In a recent letter to the White House Office of Management and Budget (OMB), ASN offered an overview of the current state of inequities and disparities in kidney diseases and emphasized four areas for consideration when evaluating agency policies and actions.
Spurred by OMB’s Request for Information (RFI) regarding the Executive Order on Advancing Racial Equity and Support for Underserved Communities Through the Federal Government, the letter recognized the importance of identifying effective methods for assessing whether agency policies and actions (e.g., programs, services, processes, and operations) equitably serve all eligible individuals and communities, particularly those that are currently and historically underserved.

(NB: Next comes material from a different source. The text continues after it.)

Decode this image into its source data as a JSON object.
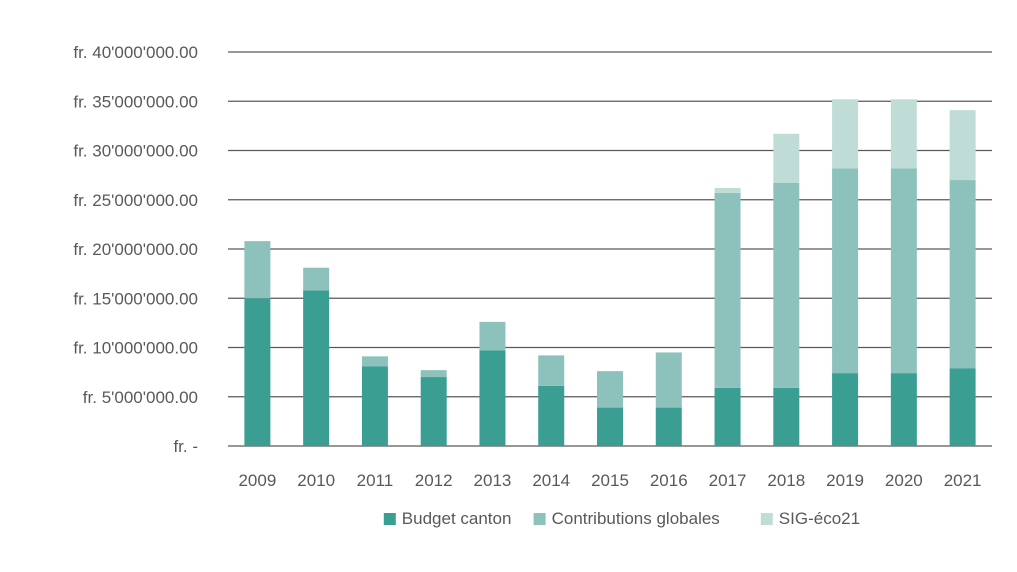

The letter also proposed that the policy should aim to:
Reduce inequities in the early diagnosis and treatment of kidney diseases for all patients with, or at risk of, kidney disease.
Help transform transplantation such that all eligible patients have increased access to donor kidneys.
Accelerate research and innovation to expand patient choice, including the choice to do home dialysis.
Focus on achieving equity and eliminating disparities in kidney diseases.
“The roots of disparities among those with or at risk for kidney diseases are deep and multifactorial, spanning from inequities in disease detection and prevention to access to optimal therapies for kidney failure such as transplantation and home dialysis, and these disparities are closely linked to social determinants of health and systemic racism on a national level,” the letter states.
“In addition to the gross inequities in the burden of kidney diseases, kidney diseases are costly to the American taxpayer. Annually, Medicare spends more than $130 billion managing the care of all kidney patients and nearly $50 billion alone on care for those with kidney failure. These expenditures do not include spending on kidney health by the Veterans Health Administration, the Department of Defense, the Indian Health Service, or private payers.”
More than 37,000,000 Americans live with kidney diseases, the ninth leading cause of death in the United States. ASN strives to ensure racial and ethnic biases do not affect the prevention, diagnosis, and treatment of kidney diseases, including access to transplantation, home dialysis, new therapies, and innovation. The society continues to educate health professionals and scientists, advance research and innovation, communicate new knowledge, and advocate for the highest quality care for patients.